Start throwing around terms like “quality” and “trust” and marketers of brand-name products become very nervous.[more]
It’s a well-known fact that it is difficult if not impossible for a brand-name product to compete on price with a store brand, which essentially offers a generic version without the snazzy branding, priced to undercut the brand-name. Brand-name marketers have depended on consumers being loyal to their brands to overcome that price differential, and they often tout product quality and customer service as distinguishing factors.
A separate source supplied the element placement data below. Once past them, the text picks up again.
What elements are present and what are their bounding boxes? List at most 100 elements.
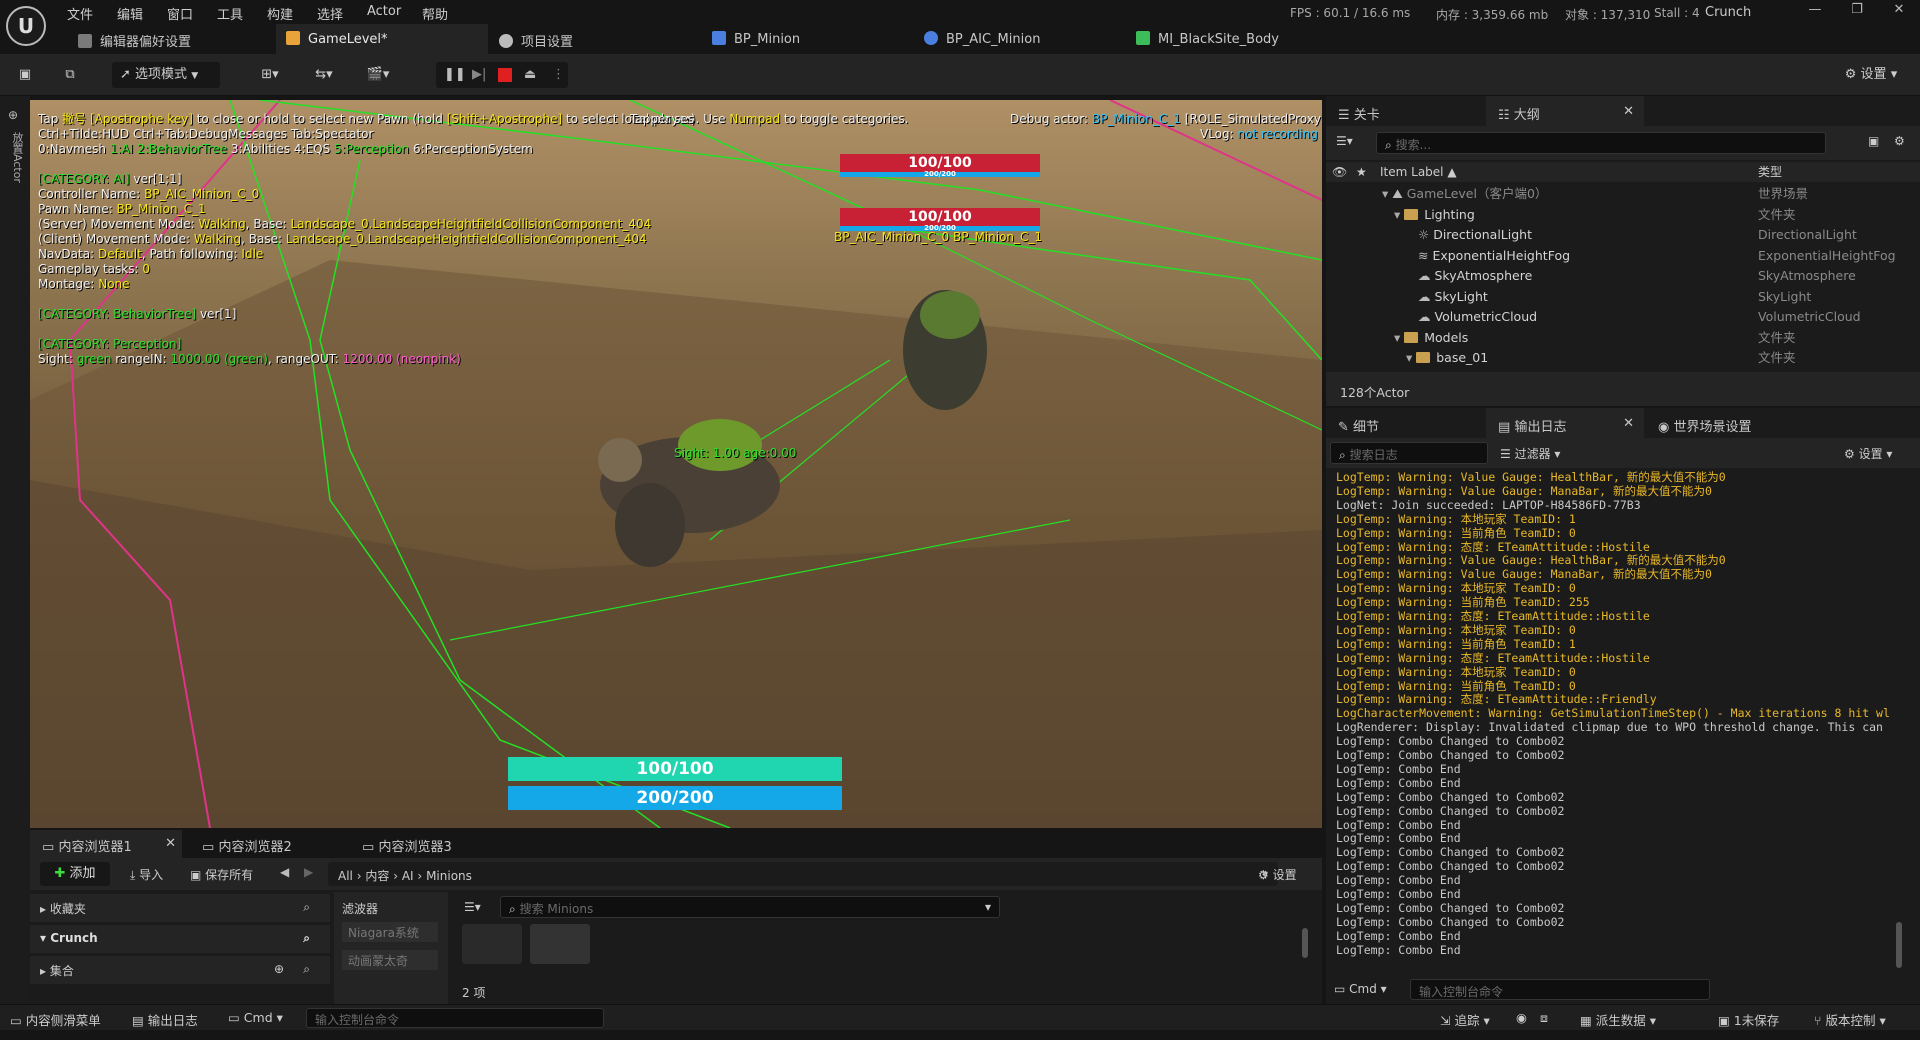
mode-select-button[interactable]: ➚ 选项模式 ▼ [112,62,220,88]
menu-file[interactable]: 文件 [67,4,93,23]
breadcrumb-minions[interactable]: Minions [426,869,472,883]
outliner-row[interactable]: ☁ VolumetricCloud VolumetricCloud [1326,307,1920,327]
log-filter-button[interactable]: ☰ 过滤器 ▾ [1500,445,1560,462]
browse-icon[interactable]: ⧉ [56,62,84,88]
breadcrumb-ai[interactable]: AI [402,869,414,883]
tab-levels[interactable]: ☰ 关卡 [1326,96,1484,126]
menu-help[interactable]: 帮助 [422,4,448,23]
toolbar-settings-button[interactable]: ⚙ 设置 ▾ [1834,62,1908,88]
cinematics-icon[interactable]: 🎬▾ [358,62,398,88]
outliner-row[interactable]: ▾ Lighting 文件夹 [1326,205,1920,225]
tab-project-settings[interactable]: 项目设置 [489,24,694,54]
search-icon[interactable]: ⌕ [303,900,310,915]
menu-edit[interactable]: 编辑 [117,4,143,23]
status-console-input[interactable]: 输入控制台命令 [306,1008,604,1028]
content-drawer-button[interactable]: ▭ 内容侧滑菜单 [10,1010,101,1029]
forward-icon[interactable]: ▶ [304,865,313,879]
search-icon[interactable]: ⌕ [303,962,310,977]
place-actor-label[interactable]: 放置Actor [9,132,25,183]
derived-data-button[interactable]: ▦ 派生数据 ▾ [1580,1010,1656,1029]
close-tab-icon[interactable]: ✕ [165,836,176,851]
unsaved-button[interactable]: ▣ 1未保存 [1718,1010,1779,1029]
restore-icon[interactable]: ❐ [1842,2,1872,22]
expand-chevron-icon[interactable]: ▾ [1382,186,1392,201]
cb-settings-button[interactable]: ⚙ 设置 [1258,866,1297,883]
tab-content-browser-1[interactable]: ▭ 内容浏览器1 ✕ [30,830,182,858]
close-tab-icon[interactable]: ✕ [1623,104,1634,119]
tab-bp-minion[interactable]: BP_Minion [702,24,907,54]
gear-icon[interactable]: ⚙ [1894,134,1905,148]
stop-icon[interactable] [498,68,512,82]
outliner-row[interactable]: ▾ Models 文件夹 [1326,328,1920,348]
expand-chevron-icon[interactable]: ▾ [1394,207,1404,222]
outliner-search-input[interactable]: ⌕ 搜索... [1376,132,1826,154]
expand-chevron-icon[interactable]: ▾ [1394,330,1404,345]
tab-content-browser-2[interactable]: ▭ 内容浏览器2 [190,830,342,858]
save-icon[interactable]: ▣ [12,62,38,88]
close-tab-icon[interactable]: ✕ [1623,416,1634,431]
visibility-icon[interactable]: 👁 [1332,162,1347,182]
search-icon[interactable]: ⌕ [303,931,310,946]
eject-icon[interactable]: ⏏ [524,62,536,88]
log-scrollbar[interactable] [1896,922,1902,968]
add-collection-icon[interactable]: ⊕ [274,962,284,976]
column-item-label[interactable]: Item Label ▲ [1380,162,1457,182]
path-breadcrumb[interactable]: All › 内容 › AI › Minions ▾ [328,862,1278,886]
record-icon[interactable]: ◉ [1516,1010,1527,1025]
expand-chevron-icon[interactable]: ▾ [1406,350,1416,365]
cmd-dropdown[interactable]: ▭ Cmd ▾ [1334,982,1387,996]
outliner-row[interactable]: ☁ SkyLight SkyLight [1326,287,1920,307]
filter-niagara[interactable]: Niagara系统 [342,922,438,942]
asset-thumbnail[interactable] [530,924,590,964]
close-icon[interactable]: ✕ [1884,2,1914,22]
menu-window[interactable]: 窗口 [167,4,193,23]
add-actor-icon[interactable]: ⊞▾ [250,62,290,88]
tab-output-log[interactable]: ▤ 输出日志 ✕ [1486,408,1644,438]
outliner-row[interactable]: ▾ ⛰ GameLevel（客户端0） 世界场景 [1326,184,1920,204]
pause-icon[interactable]: ❚❚ [444,62,466,88]
column-type[interactable]: 类型 [1758,162,1782,182]
source-crunch[interactable]: ▾ Crunch ⌕ [30,925,330,953]
tab-content-browser-3[interactable]: ▭ 内容浏览器3 [350,830,502,858]
output-log-button[interactable]: ▤ 输出日志 [132,1010,198,1029]
filter-icon[interactable]: ☰▾ [1336,134,1353,148]
tab-outliner[interactable]: ☷ 大纲 ✕ [1486,96,1644,126]
cmd-dropdown[interactable]: ▭ Cmd ▾ [228,1010,283,1025]
breadcrumb-all[interactable]: All [338,869,353,883]
outliner-row[interactable]: ☼ DirectionalLight DirectionalLight [1326,225,1920,245]
step-icon[interactable]: ▶| [472,62,486,88]
tab-editor-preferences[interactable]: 编辑器偏好设置 [68,24,273,54]
more-icon[interactable]: ⋮ [552,62,565,88]
minimize-icon[interactable]: — [1800,2,1830,22]
asset-scrollbar[interactable] [1302,928,1308,958]
menu-build[interactable]: 构建 [267,4,293,23]
filter-anim-montage[interactable]: 动画蒙太奇 [342,950,438,970]
place-actor-icon[interactable]: ⊕ [8,108,18,122]
outliner-row[interactable]: ≋ ExponentialHeightFog ExponentialHeightF… [1326,246,1920,266]
tab-world-settings[interactable]: ◉ 世界场景设置 [1646,408,1816,438]
asset-thumbnail[interactable] [462,924,522,964]
menu-actor[interactable]: Actor [367,4,401,19]
outliner-row[interactable]: ▾ base_01 文件夹 [1326,348,1920,368]
add-folder-icon[interactable]: ▣ [1868,134,1879,148]
blueprint-menu-icon[interactable]: ⇆▾ [304,62,344,88]
source-control-button[interactable]: ⑂ 版本控制 ▾ [1814,1010,1886,1029]
log-search-input[interactable]: ⌕ 搜索日志 [1330,442,1488,464]
source-collections[interactable]: ▸ 集合 ⊕ ⌕ [30,956,330,984]
asset-search-input[interactable]: ⌕ 搜索 Minions ▾ [500,896,1000,918]
source-favorites[interactable]: ▸ 收藏夹 ⌕ [30,894,330,922]
breadcrumb-content[interactable]: 内容 [365,869,389,883]
log-console-input[interactable]: 输入控制台命令 [1410,979,1710,1000]
save-all-button[interactable]: ▣ 保存所有 [190,866,253,883]
import-button[interactable]: ⤓ 导入 [130,866,163,883]
tab-bp-aic-minion[interactable]: BP_AIC_Minion [914,24,1119,54]
level-viewport[interactable]: Tap 撇号 [Apostrophe key] to close or hold… [30,100,1322,828]
camera-icon[interactable]: ⧈ [1540,1010,1548,1026]
log-messages[interactable]: LogTemp: Warning: Value Gauge: HealthBar… [1326,470,1920,970]
log-settings-button[interactable]: ⚙ 设置 ▾ [1844,445,1892,462]
filter-icon[interactable]: ☰▾ [464,900,481,914]
tab-details[interactable]: ✎ 细节 [1326,408,1484,438]
back-icon[interactable]: ◀ [280,865,289,879]
outliner-row[interactable]: ☁ SkyAtmosphere SkyAtmosphere [1326,266,1920,286]
trace-button[interactable]: ⇲ 追踪 ▾ [1440,1010,1490,1029]
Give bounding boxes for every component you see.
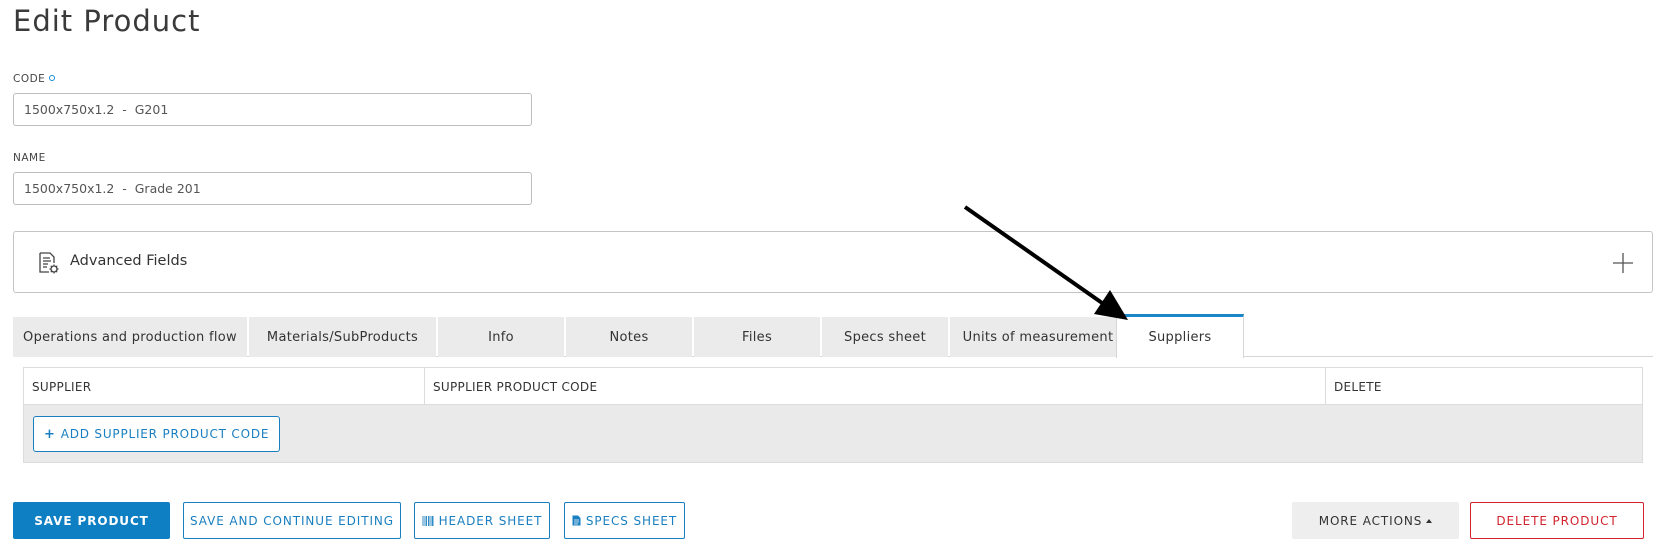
save-product-button[interactable]: SAVE PRODUCT (13, 502, 170, 539)
advanced-fields-panel[interactable]: Advanced Fields (13, 231, 1653, 293)
barcode-icon (422, 515, 434, 526)
tab-files[interactable]: Files (694, 317, 820, 357)
header-sheet-button[interactable]: HEADER SHEET (414, 502, 550, 539)
column-header-supplier-product-code: SUPPLIER PRODUCT CODE (425, 368, 1326, 405)
header-sheet-label: HEADER SHEET (438, 513, 543, 528)
name-input[interactable] (13, 172, 532, 205)
tab-specs-sheet[interactable]: Specs sheet (822, 317, 948, 357)
code-input[interactable] (13, 93, 532, 126)
document-settings-icon (39, 252, 59, 274)
name-label: NAME (13, 152, 46, 164)
plus-icon: + (44, 426, 56, 442)
code-label: CODE (13, 73, 56, 85)
file-icon (572, 515, 581, 526)
plus-icon[interactable] (1612, 252, 1634, 274)
caret-up-icon (1426, 518, 1433, 523)
tab-suppliers[interactable]: Suppliers (1116, 314, 1244, 358)
advanced-fields-title: Advanced Fields (70, 253, 188, 269)
add-supplier-label: ADD SUPPLIER PRODUCT CODE (60, 427, 270, 441)
page-title: Edit Product (13, 4, 201, 38)
column-header-delete: DELETE (1334, 379, 1382, 394)
column-header-supplier: SUPPLIER (24, 368, 425, 405)
specs-sheet-label: SPECS SHEET (585, 513, 678, 528)
save-and-continue-button[interactable]: SAVE AND CONTINUE EDITING (183, 502, 401, 539)
tab-notes[interactable]: Notes (566, 317, 692, 357)
tab-operations[interactable]: Operations and production flow (13, 317, 247, 357)
product-tabs: Operations and production flow Materials… (13, 314, 1653, 358)
tab-units-of-measurement[interactable]: Units of measurement (950, 317, 1126, 357)
more-actions-button[interactable]: MORE ACTIONS (1292, 502, 1459, 539)
table-header: SUPPLIER SUPPLIER PRODUCT CODE DELETE (24, 368, 1642, 405)
delete-product-button[interactable]: DELETE PRODUCT (1470, 502, 1644, 539)
tab-info[interactable]: Info (438, 317, 564, 357)
add-supplier-product-code-button[interactable]: + ADD SUPPLIER PRODUCT CODE (33, 416, 281, 452)
tab-materials[interactable]: Materials/SubProducts (249, 317, 436, 357)
required-indicator-icon (49, 75, 56, 81)
suppliers-table: SUPPLIER SUPPLIER PRODUCT CODE DELETE + … (23, 367, 1643, 463)
specs-sheet-button[interactable]: SPECS SHEET (564, 502, 685, 539)
more-actions-label: MORE ACTIONS (1318, 513, 1423, 528)
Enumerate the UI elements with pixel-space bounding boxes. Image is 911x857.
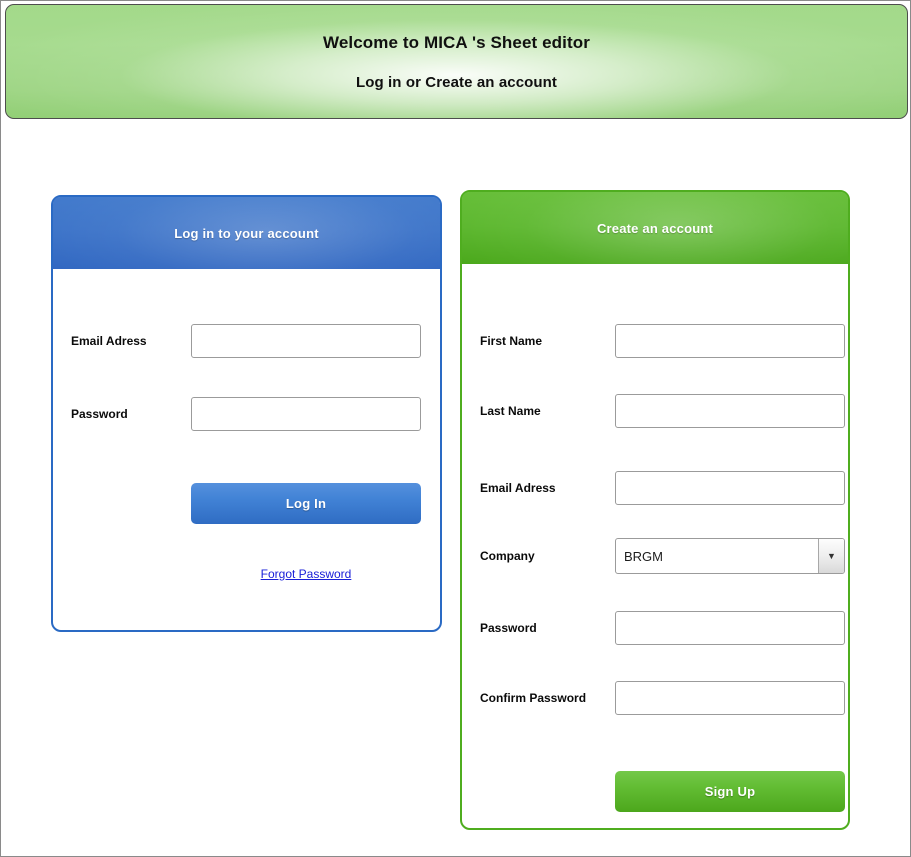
signup-email-input[interactable] — [615, 471, 845, 505]
login-email-input[interactable] — [191, 324, 421, 358]
signup-email-row: Email Adress — [462, 471, 848, 505]
signup-last-name-input[interactable] — [615, 394, 845, 428]
signup-first-name-input[interactable] — [615, 324, 845, 358]
forgot-password-link[interactable]: Forgot Password — [261, 567, 352, 581]
log-in-button[interactable]: Log In — [191, 482, 421, 524]
signup-panel-header: Create an account — [462, 192, 848, 264]
signup-email-label: Email Adress — [480, 481, 556, 495]
login-panel-body: Email Adress Password Log In Forgot Pass… — [53, 269, 440, 630]
forgot-password-wrap: Forgot Password — [191, 565, 421, 583]
signup-confirm-password-label: Confirm Password — [480, 691, 587, 705]
signup-password-label: Password — [480, 621, 537, 635]
forgot-password-row: Forgot Password — [53, 557, 440, 591]
signup-panel: Create an account First Name Last Name E… — [460, 190, 850, 830]
login-panel: Log in to your account Email Adress Pass… — [51, 195, 442, 632]
login-page: Welcome to MICA 's Sheet editor Log in o… — [0, 0, 911, 857]
welcome-banner: Welcome to MICA 's Sheet editor Log in o… — [5, 4, 908, 119]
signup-company-select[interactable]: BRGM ▼ — [615, 538, 845, 574]
sign-up-button[interactable]: Sign Up — [615, 771, 845, 812]
signup-panel-body: First Name Last Name Email Adress Compan… — [462, 264, 848, 828]
login-password-input[interactable] — [191, 397, 421, 431]
login-password-row: Password — [53, 397, 440, 431]
signup-first-name-label: First Name — [480, 334, 543, 348]
signup-first-name-row: First Name — [462, 324, 848, 358]
chevron-down-icon[interactable]: ▼ — [818, 539, 844, 573]
login-button-row: Log In — [53, 482, 440, 524]
login-panel-heading: Log in to your account — [174, 225, 319, 241]
signup-confirm-password-row: Confirm Password — [462, 681, 848, 715]
signup-last-name-row: Last Name — [462, 394, 848, 428]
signup-password-row: Password — [462, 611, 848, 645]
signup-confirm-password-input[interactable] — [615, 681, 845, 715]
signup-company-selected-value: BRGM — [624, 548, 663, 564]
chevron-down-glyph: ▼ — [827, 550, 836, 561]
page-subtitle: Log in or Create an account — [355, 73, 558, 91]
login-password-label: Password — [71, 407, 128, 421]
login-email-label: Email Adress — [71, 334, 147, 348]
signup-last-name-label: Last Name — [480, 404, 541, 418]
login-email-row: Email Adress — [53, 324, 440, 358]
signup-company-label: Company — [480, 549, 535, 563]
signup-company-row: Company BRGM ▼ — [462, 538, 848, 574]
signup-button-row: Sign Up — [462, 771, 848, 812]
signup-panel-heading: Create an account — [596, 220, 714, 236]
page-title: Welcome to MICA 's Sheet editor — [323, 32, 590, 52]
login-panel-header: Log in to your account — [53, 197, 440, 269]
signup-password-input[interactable] — [615, 611, 845, 645]
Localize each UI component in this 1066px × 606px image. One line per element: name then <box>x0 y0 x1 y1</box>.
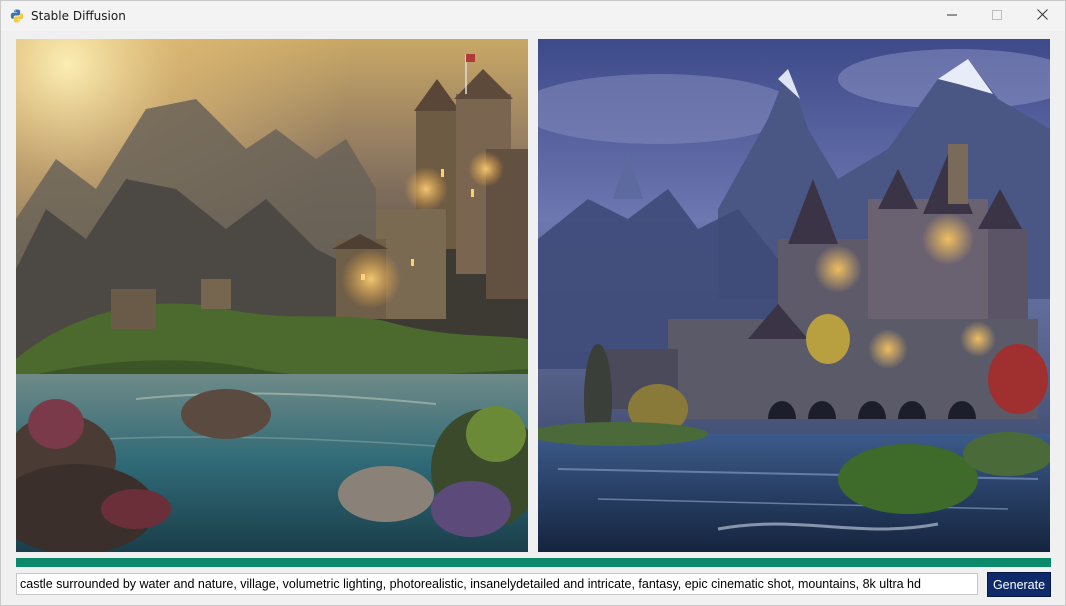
close-icon <box>1036 7 1048 25</box>
python-icon <box>10 9 24 23</box>
app-window: Stable Diffusion castle surrounded by wa… <box>0 0 1066 606</box>
generation-progress-bar <box>16 558 1051 567</box>
image-castle-blue-night <box>538 39 1050 552</box>
maximize-button[interactable] <box>974 1 1020 31</box>
minimize-icon <box>947 7 957 25</box>
prompt-input[interactable] <box>16 573 978 595</box>
minimize-button[interactable] <box>929 1 975 31</box>
progress-fill <box>16 558 1051 567</box>
close-button[interactable] <box>1019 1 1065 31</box>
window-title: Stable Diffusion <box>31 9 126 23</box>
generate-button[interactable]: Generate <box>987 572 1051 597</box>
image-castle-sunset <box>16 39 528 552</box>
maximize-icon <box>992 7 1002 25</box>
generated-image-right <box>538 39 1050 552</box>
generated-image-left <box>16 39 528 552</box>
title-bar[interactable]: Stable Diffusion <box>1 1 1065 31</box>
If consumers’ perceptions are changing to the extent that they regard store brands of equal quality to brand-name products, brand-name marketers will be faced with a sobering challenge — either drop prices or lose market share. The Accenture survey indicates that 87 percent of shoppers would buy more brand-name products if they were offered at the same price as the comparable store brand — but 51 percent said it would take a permanent price reduction of the brand-name product, matching the price of the store brand, to persuade them to return to purchasing the brand-name product.
Bob Berkey of Accenture’s Consumer Goods & Services practice says with the rise in popularity of store brands, “market position and profitability are at stake” for brand-name products. “Consumer goods companies must create a clearly defined private-label strategy that understands the unique attributes that drive preference and loyalty in their consumer, engages with them across multiple channels and creates an excellent customer experience,” Berkey notes.
But even that may not be enough. Berkey suggests a whole new way of doing business may be needed for brand-name products and store brands to coexist. “Extreme competition between retailers and consumer goods companies can result in inefficiencies and waste for manufacturers and retailers, and undifferentiated products for the consumer,” according to Berkey. “Consumer goods companies must develop a balanced strategy of collaboration with retailers in some areas and competition in others. This new dynamic — where competitors become partners — will require a considered focus from manufacturers.”
That being said, it appears that the product landscape has changed forever, even as economic conditions improve: 77 percent of shoppers say they will not decrease the amount of store brand products they buy — even if their disposable income returns to the same level as it was before the economic downturn.